The reaction was not what they might have hoped it would be. Inside Higher Education reported that the postsecondary education landscape was suddenly filled with “a mix of confusion, concern, and outright amazement at the scope of the new guidance and its potential impact on companies and other organizations that help colleges recruit, educate, or retain students, and on the institutions themselves.”
The American Council of Education, a leading trade group representing colleges and universities and headed by former Obama administration official Ted Mitchell, sent a letter “strongly encourag[ing] the Department to rescind the [guidance].” The Department has since backtracked…twice. First, just two weeks after the letter’s original publication, they delayed the effective date by four months. Soon after, they delayed it indefinitely and “clarified” that they never intended to cast so wide a net. Despite all this, the Department still insists that it is planning to move forward with plans to rein in OPMs and review the incentive compensation rule.
While the Department’s surprise at the backlash to their efforts may be genuine, their claims that they never intended the policy to be so widespread have rightfully generated eye rolls. It’s clear that the Department sought for itself broad new powers to regulate nearly any outside entity doing business with a college or university.
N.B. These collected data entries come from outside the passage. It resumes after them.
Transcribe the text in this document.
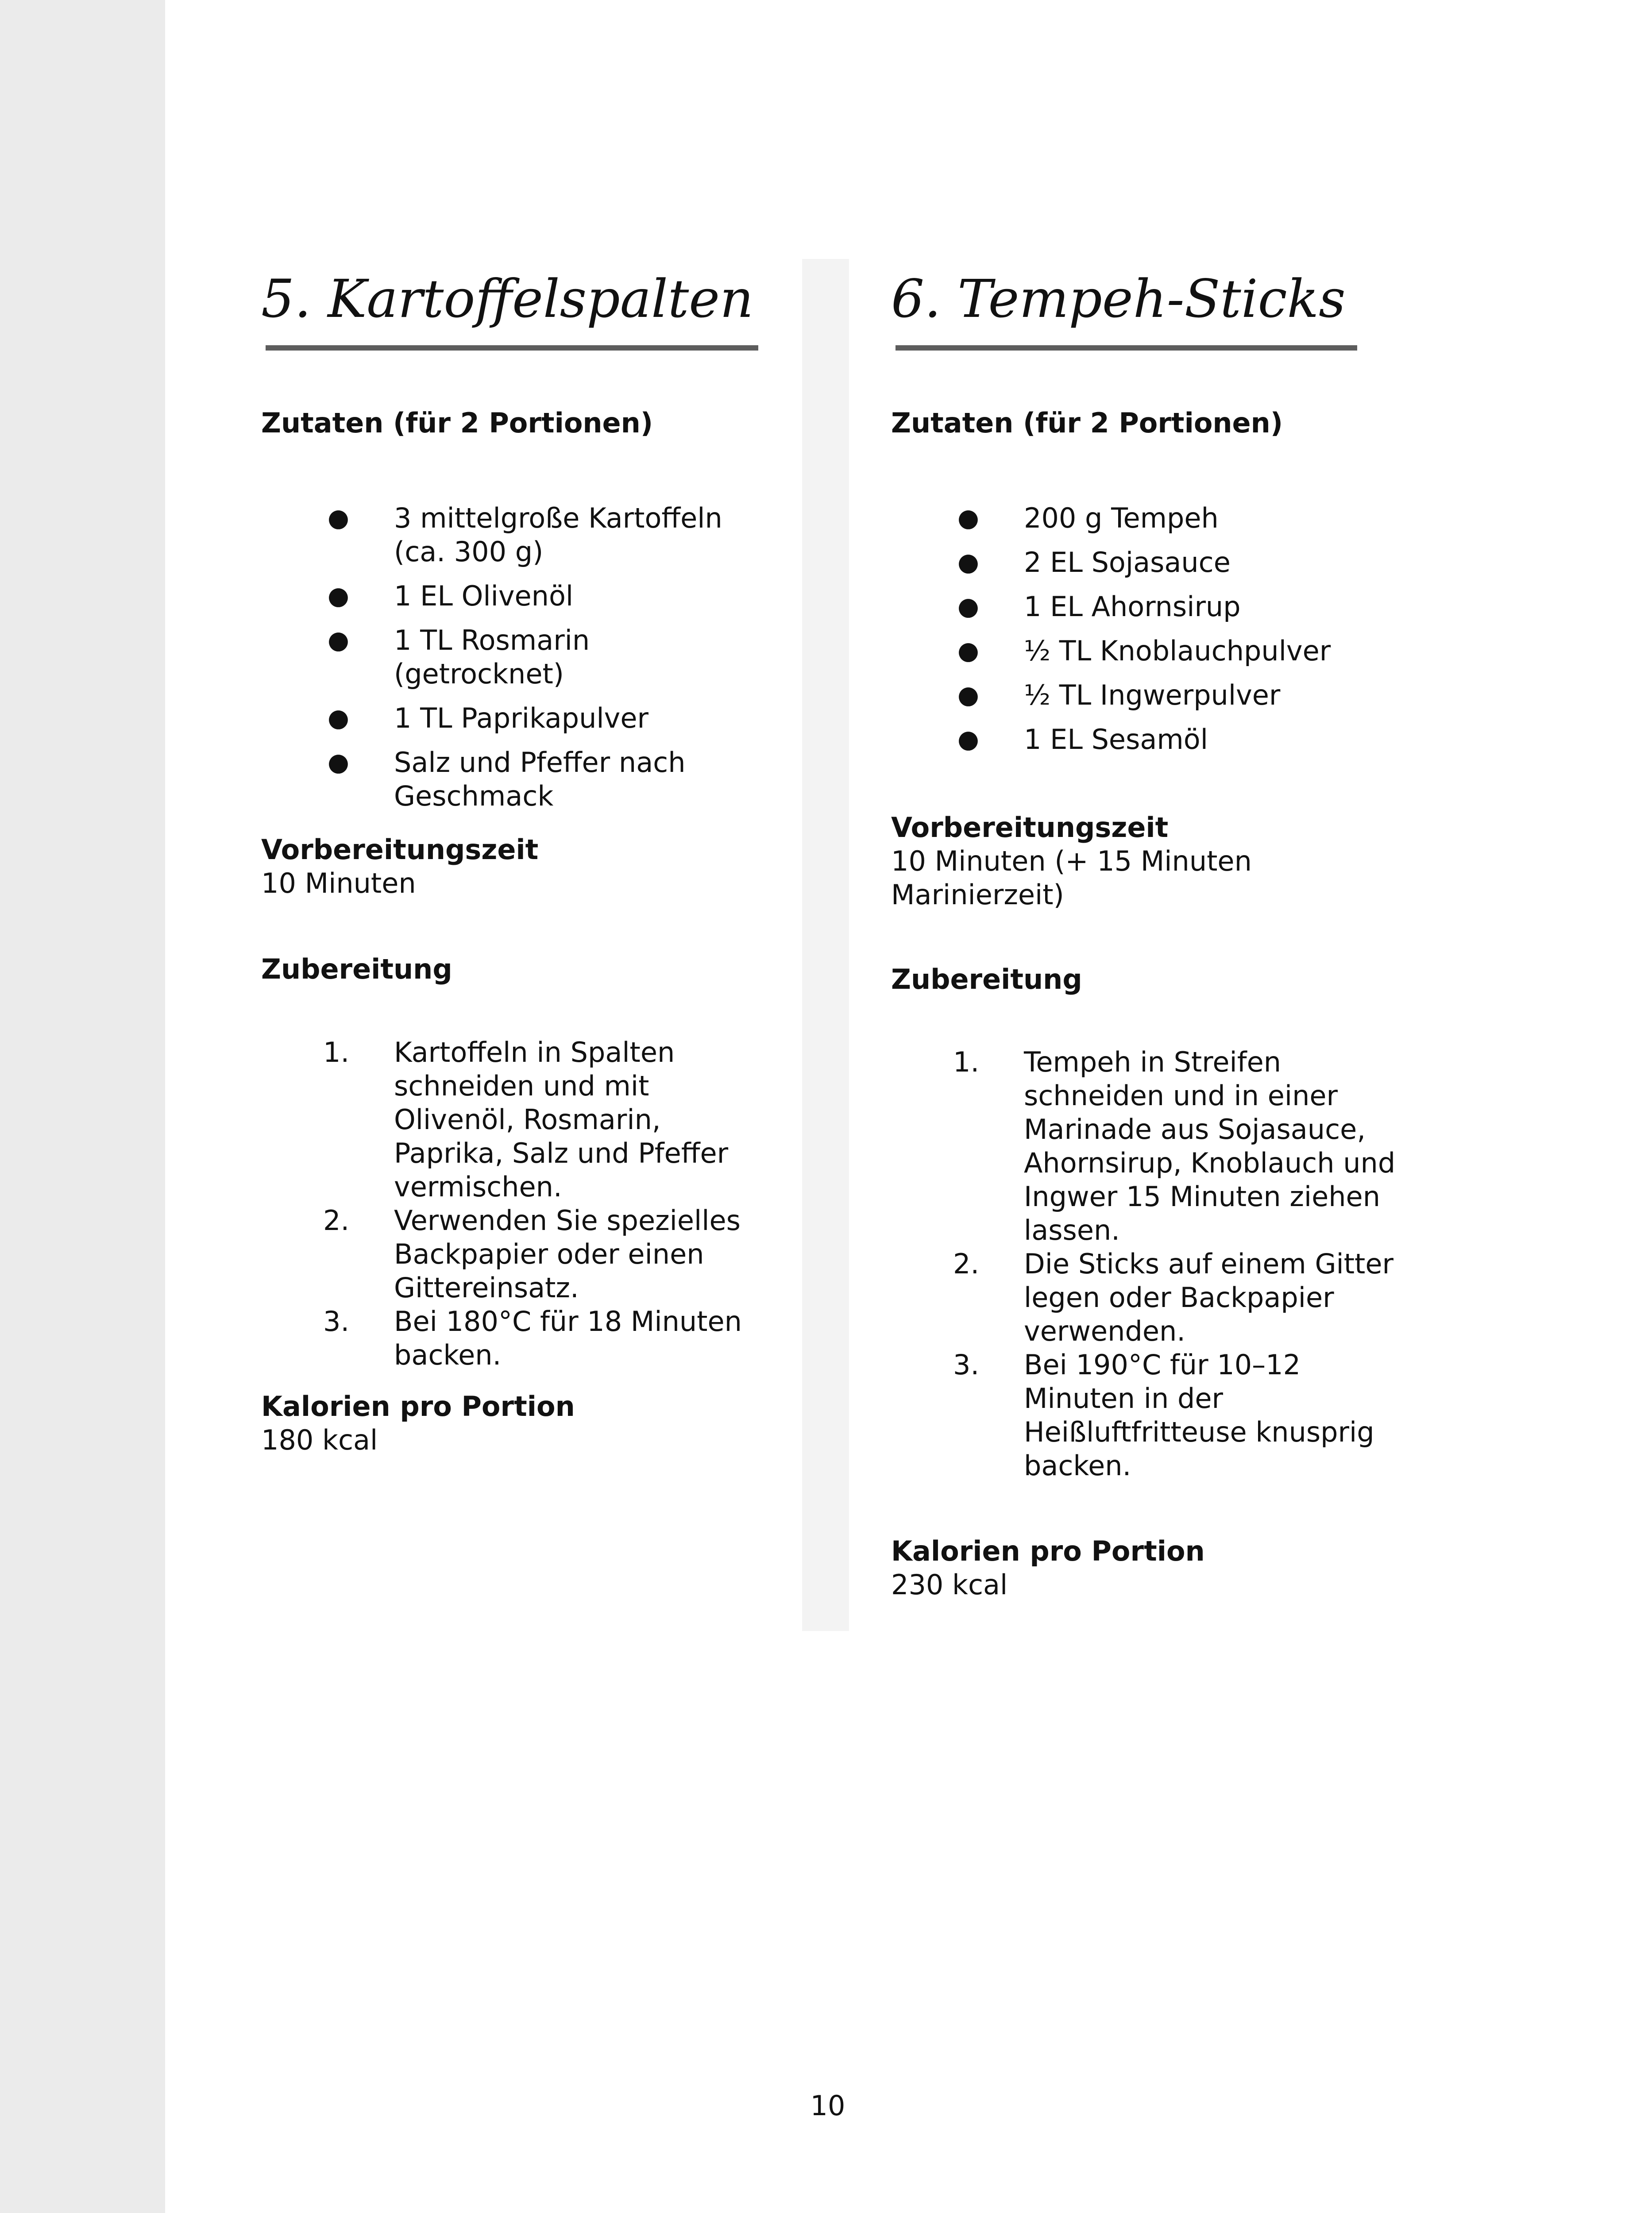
5. Kartoffelspalten
Zutaten (für 2 Portionen)
●	3 mittelgroße Kartoffeln (ca. 300 g)
●	1 EL Olivenöl
●	1 TL Rosmarin (getrocknet)
●	1 TL Paprikapulver
●	Salz und Pfeffer nach Geschmack
Vorbereitungszeit

10 Minuten

Zubereitung
1.	Kartoffeln in Spalten schneiden und mit Olivenöl, Rosmarin, Paprika, Salz und Pfeffer vermischen.
2.	Verwenden Sie spezielles Backpapier oder einen Gittereinsatz.
3.	Bei 180°C für 18 Minuten backen.
Kalorien pro Portion

180 kcal

6. Tempeh-Sticks
Zutaten (für 2 Portionen)
●	200 g Tempeh
●	2 EL Sojasauce
●	1 EL Ahornsirup
●	½ TL Knoblauchpulver
●	½ TL Ingwerpulver
●	1 EL Sesamöl
Vorbereitungszeit

10 Minuten (+ 15 Minuten Marinierzeit)

Zubereitung
1.	Tempeh in Streifen schneiden und in einer Marinade aus Sojasauce, Ahornsirup, Knoblauch und Ingwer 15 Minuten ziehen lassen.
2.	Die Sticks auf einem Gitter legen oder Backpapier verwenden.
3.	Bei 190°C für 10–12 Minuten in der Heißluftfritteuse knusprig backen.
Kalorien pro Portion

230 kcal

10
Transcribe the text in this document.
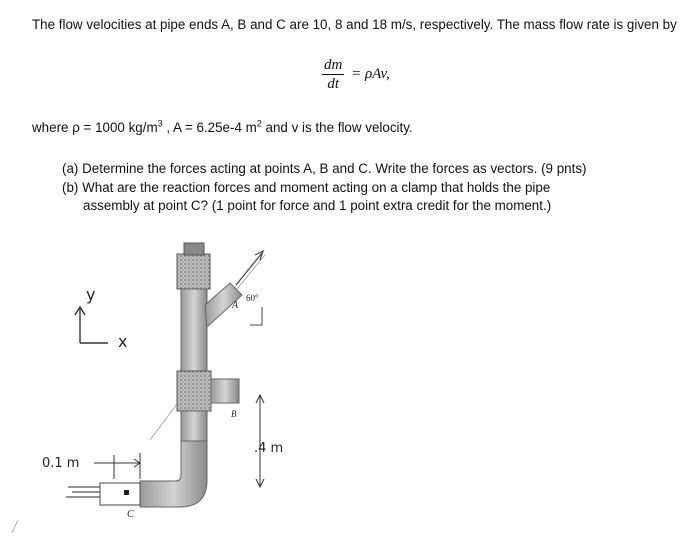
The flow velocities at pipe ends A, B and C are 10, 8 and 18 m/s, respectively. The mass flow rate is given by
$\frac{dm}{dt} = \rho Av$,
where ρ = 1000 $kg/m^3$ , A = 6.25e-4 $m^2$ and v is the flow velocity.
(a) Determine the forces acting at points A, B and C. Write the forces as vectors. (9 pnts)
(b) What are the reaction forces and moment acting on a clamp that holds the pipe
assembly at point C? (1 point for force and 1 point extra credit for the moment.)
y
x
A
60°
B
.4 m
C
0.1 m
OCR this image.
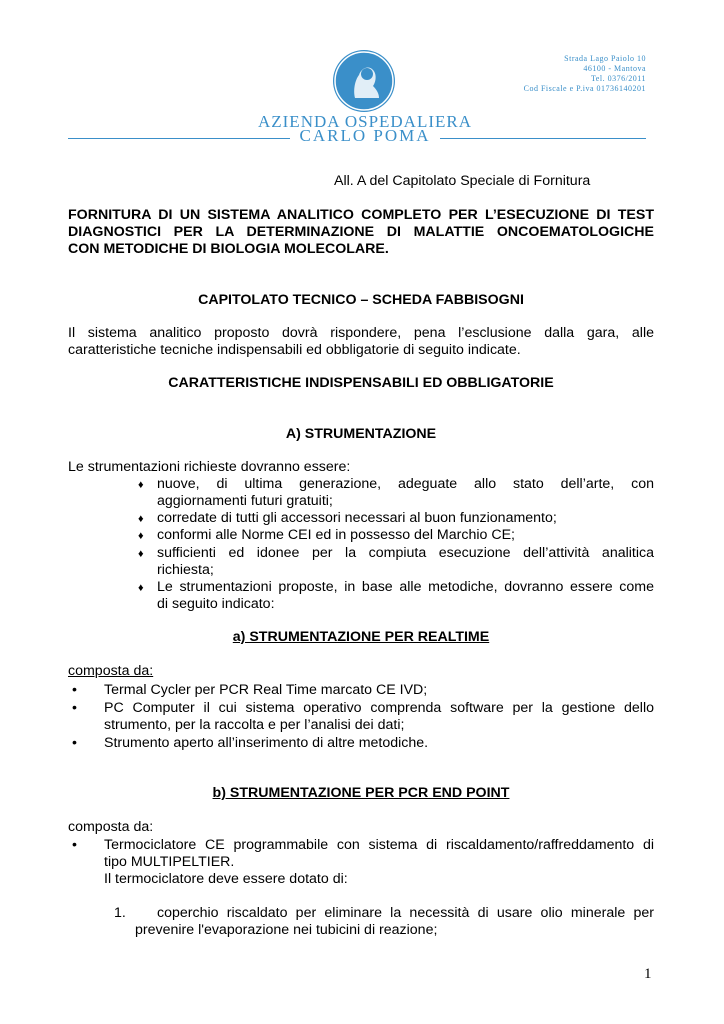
Strada Lago Paiolo 10
46100 - Mantova
Tel. 0376/2011
Cod Fiscale e P.iva 01736140201
AZIENDA OSPEDALIERA
CARLO POMA
All. A del Capitolato Speciale di Fornitura
FORNITURA DI UN SISTEMA ANALITICO COMPLETO PER L’ESECUZIONE DI TEST
DIAGNOSTICI PER LA DETERMINAZIONE DI MALATTIE ONCOEMATOLOGICHE
CON METODICHE DI BIOLOGIA MOLECOLARE.
CAPITOLATO TECNICO – SCHEDA FABBISOGNI
Il sistema analitico proposto dovrà rispondere, pena l’esclusione dalla gara, alle
caratteristiche tecniche indispensabili ed obbligatorie di seguito indicate.
CARATTERISTICHE INDISPENSABILI ED OBBLIGATORIE
A) STRUMENTAZIONE
Le strumentazioni richieste dovranno essere:
♦ nuove, di ultima generazione, adeguate allo stato dell’arte, con
aggiornamenti futuri gratuiti;
♦ corredate di tutti gli accessori necessari al buon funzionamento;
♦ conformi alle Norme CEI ed in possesso del Marchio CE;
♦ sufficienti ed idonee per la compiuta esecuzione dell’attività analitica
richiesta;
♦ Le strumentazioni proposte, in base alle metodiche, dovranno essere come
di seguito indicato:
a) STRUMENTAZIONE PER REALTIME
composta da:
• Termal Cycler per PCR Real Time marcato CE IVD;
• PC Computer il cui sistema operativo comprenda software per la gestione dello
strumento, per la raccolta e per l’analisi dei dati;
• Strumento aperto all’inserimento di altre metodiche.
b) STRUMENTAZIONE PER PCR END POINT
composta da:
• Termociclatore CE programmabile con sistema di riscaldamento/raffreddamento di
tipo MULTIPELTIER.
Il termociclatore deve essere dotato di:
1. coperchio riscaldato per eliminare la necessità di usare olio minerale per
prevenire l'evaporazione nei tubicini di reazione;
1
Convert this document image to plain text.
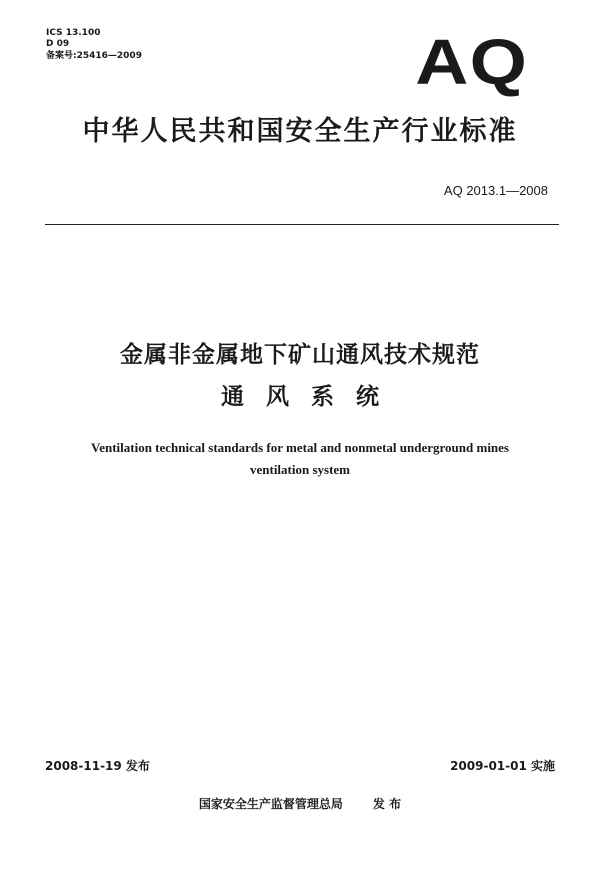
ICS 13.100
D 09
备案号:25416—2009	AQ
中华人民共和国安全生产行业标准
AQ 2013.1—2008
金属非金属地下矿山通风技术规范
通 风 系 统
Ventilation technical standards for metal and nonmetal underground mines
ventilation system
2008-11-19 发布	2009-01-01 实施
国家安全生产监督管理总局	发 布
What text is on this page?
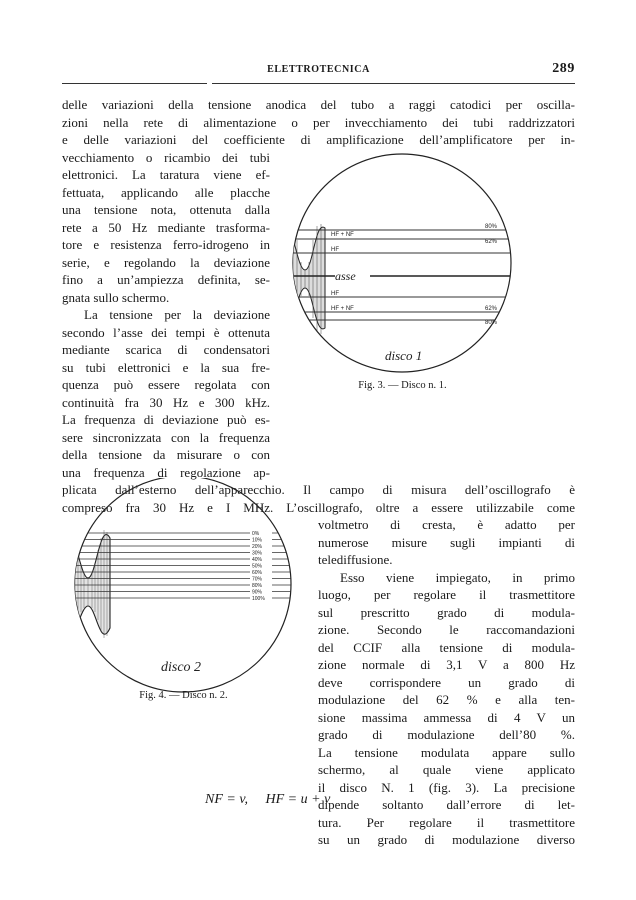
ELETTROTECNICA	289
delle variazioni della tensione anodica del tubo a raggi catodici per oscilla-
zioni nella rete di alimentazione o per invecchiamento dei tubi raddrizzatori
e delle variazioni del coefficiente di amplificazione dell’amplificatore per in-
vecchiamento o ricambio dei tubi
elettronici. La taratura viene ef-
fettuata, applicando alle placche
una tensione nota, ottenuta dalla
rete a 50 Hz mediante trasforma-
tore e resistenza ferro-idrogeno in
serie, e regolando la deviazione
fino a un’ampiezza definita, se-
gnata sullo schermo.
La tensione per la deviazione
secondo l’asse dei tempi è ottenuta
mediante scarica di condensatori
su tubi elettronici e la sua fre-
quenza può essere regolata con
continuità fra 30 Hz e 300 kHz.
La frequenza di deviazione può es-
sere sincronizzata con la frequenza
della tensione da misurare o con
una frequenza di regolazione ap-
HF + NF
HF
asse
HF
HF + NF
80%
62%
62%
80%
disco 1
Fig. 3. — Disco n. 1.
plicata dall’esterno dell’apparecchio. Il campo di misura dell’oscillografo è
compreso fra 30 Hz e I MHz. L’oscillografo, oltre a essere utilizzabile come
voltmetro di cresta, è adatto per
numerose misure sugli impianti di
telediffusione.
Esso viene impiegato, in primo
luogo, per regolare il trasmettitore
sul prescritto grado di modula-
zione. Secondo le raccomandazioni
del CCIF alla tensione di modula-
zione normale di 3,1 V a 800 Hz
deve corrispondere un grado di
modulazione del 62 % e alla ten-
sione massima ammessa di 4 V un
grado di modulazione dell’80 %.
La tensione modulata appare sullo
schermo, al quale viene applicato
il disco N. 1 (fig. 3). La precisione
dipende soltanto dall’errore di let-
tura. Per regolare il trasmettitore
su un grado di modulazione diverso
0%
10%
20%
30%
40%
50%
60%
70%
80%
90%
100%
disco 2
Fig. 4. — Disco n. 2.
NF = v,     HF = u + v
Once that “oversight” power took effect and they were able to review thousands of contractual arrangements with vendors, it would have been simple to pass cherry-picked examples to friends on the Hill as fodder for hearings and then add a prohibition against any practice it disliked to its still-planned rulemaking. The backlash-induced delays may alter those plans.
Vladimir Lenin supposedly once said, “You probe with bayonets: if you find mush, you push. If you find steel, you withdraw.” It’s unclear whether a similar approach has been taken by the Department. Merely suggesting so may be giving them too much credit. However, regardless of whether the Department intended it, significant damage is likely to have already occurred to any outside entity serving students, even those that will never be ultimately regulated.
Companies are already being directed by legal counsel to evaluate their contracts, and many will soon renegotiate them as if these changes were effective. The result will likely be more generous terms for colleges and universities at a cost impossible to measure in terms of reduced innovation and other benefits to students, especially adult learners. This is the last thing colleges need when higher education enrollments are declining and public trust is plummeting. To reverse these trends, the best thing the Department could have done would have been to never publish this guidance. The second-best option would be to drop it now.
Michael Brickman is an adjunct fellow at the American Enterprise Institute, where he focuses on higher education and cutting-edge innovation in education reform.